The decentralized blockchain could disrupt everything known about worldwide digital business and dealing with connected customers.
If there is one buzzword that swirls round all industries today, it’s blockchain. Rumour has it this easy to use distributed ledger technology is going to be the next huge thing after the internet, the cloud and big data. And actually even more influential. What started in the financial world with the digital currency bitcoin has the potential to go far beyond cryptocurrencies.
A blockchain is a decentralised data structure, originally used by bitcoin, that maintains a growing list of transaction records in a way that is extremely resistant to tampering. This technology is seen by many as the basis for creating distributed ledgers for a wide range of applications. Distributed ledgers offer a range of potential benefits to both private sector organizations as well as government and public services. They can be widely distributed and yet at the same time precisely controlled. They reduce costs by automating the processes involved in verifying and rapidly publishing authorized changes. They are structured in a way that makes it extremely difficult to change or tamper with existing authorized content. They can be the basis for new kinds of applications like smart contracts.
However, every new technology is claimed to offer unparalleled benefits, many of which do not materialise in practice. Equally, organizations that fail to exploit the new technologies may find to their cost that they have lost market. The constant challenge is to identify and quantify the real potential benefits and balance these against a realistic view of the potential risks.
Blockchain is the underlying technology behind bitcoin. Bitcoin is known as a “trustless” model, it uses a distributed public ledger and miners or participants have no requirement to have had a previous relationship with the ledger. Bitcoin is not controlled by banks, government or other financial institutions. Miners around the globe independently verify and confirm transactions and manage every transfer on the network. The ledger can be accessed online by anyone. No existing transaction (or block) can be changed or removed; it is a permanent record that cannot be corrupted. Attempts at corruption by one node result in the majority of other nodes noticing and reversing the transaction. The ledger essentially creates an audit trail that removes the possibility of fraud, theft or compromise of sensitive data. Once confirmed, each block on the blockchain is encrypted by a series of hashes. Each new block begins by using the hash of the previous block to generate a new hash. Thus a chain is created. Ownership of bitcoins is established through a private key; every bitcoin address has a matching private key which is saved in the wallet file of the person who owns the balance.
The blockchain is best examined today with Bitcoin as a distributed ledger, but many other blockchains have since been developed which enable its use as a Turing-complete, decentralised, distributed platform, with the distributed ledger being only one subset of available functionality powered by blockchain technology.

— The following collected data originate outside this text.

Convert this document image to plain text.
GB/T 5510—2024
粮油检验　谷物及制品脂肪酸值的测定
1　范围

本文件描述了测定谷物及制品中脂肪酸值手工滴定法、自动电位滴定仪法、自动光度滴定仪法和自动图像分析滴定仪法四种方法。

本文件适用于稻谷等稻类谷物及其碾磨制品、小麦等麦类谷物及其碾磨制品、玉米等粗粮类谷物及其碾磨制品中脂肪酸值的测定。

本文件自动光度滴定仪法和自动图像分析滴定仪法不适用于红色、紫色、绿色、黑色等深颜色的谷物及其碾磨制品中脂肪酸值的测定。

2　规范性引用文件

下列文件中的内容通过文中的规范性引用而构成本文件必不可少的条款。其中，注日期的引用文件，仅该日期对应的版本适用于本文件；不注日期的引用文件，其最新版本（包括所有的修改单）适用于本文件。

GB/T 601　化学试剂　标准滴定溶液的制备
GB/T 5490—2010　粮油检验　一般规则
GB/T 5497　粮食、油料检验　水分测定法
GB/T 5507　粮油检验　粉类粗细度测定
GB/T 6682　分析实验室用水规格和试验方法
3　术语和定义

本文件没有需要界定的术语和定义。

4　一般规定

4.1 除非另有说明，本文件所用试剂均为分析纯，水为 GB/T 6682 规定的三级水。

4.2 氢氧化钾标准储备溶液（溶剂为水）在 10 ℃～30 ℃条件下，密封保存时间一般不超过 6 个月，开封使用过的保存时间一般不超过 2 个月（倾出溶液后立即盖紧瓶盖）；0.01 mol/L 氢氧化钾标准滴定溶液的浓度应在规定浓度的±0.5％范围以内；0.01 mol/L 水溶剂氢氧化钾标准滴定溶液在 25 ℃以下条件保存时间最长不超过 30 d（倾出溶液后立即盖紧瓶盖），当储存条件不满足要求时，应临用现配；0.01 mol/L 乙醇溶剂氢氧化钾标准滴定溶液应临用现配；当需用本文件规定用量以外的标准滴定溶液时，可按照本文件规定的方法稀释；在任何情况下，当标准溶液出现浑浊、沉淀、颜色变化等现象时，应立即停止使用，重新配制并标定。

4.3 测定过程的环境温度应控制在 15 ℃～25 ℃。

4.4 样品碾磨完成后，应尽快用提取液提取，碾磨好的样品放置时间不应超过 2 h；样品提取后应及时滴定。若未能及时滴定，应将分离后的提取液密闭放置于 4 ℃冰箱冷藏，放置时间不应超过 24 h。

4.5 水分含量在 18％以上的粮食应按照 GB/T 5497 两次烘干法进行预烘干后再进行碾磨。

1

While the potential benefits of blockchains are immense, since this is a very new field, the technical complexities of this new technology present a barrier to greater adoption. Blockchain-as-a-Service (BaaS) offerings can significantly lower technical barriers by offering pre-configured blockchain service offerings allowing businesses to focus on rapidly deploying applications which exploit the benefits that this technological innovation provides.
Microsoft has recently refocused its business on delivering cloud services. Microsoft Azure started out as a Platform as a Service and has been extended to include Infrastructure capabilities through Microsoft Azure Infrastructure Services. The Azure services are hosted in Microsoft’s cloud infrastructure that comprises more than 100 globally distributed data centres. These are connected through a multi-terabit global network, with an extensive dark fibre footprint.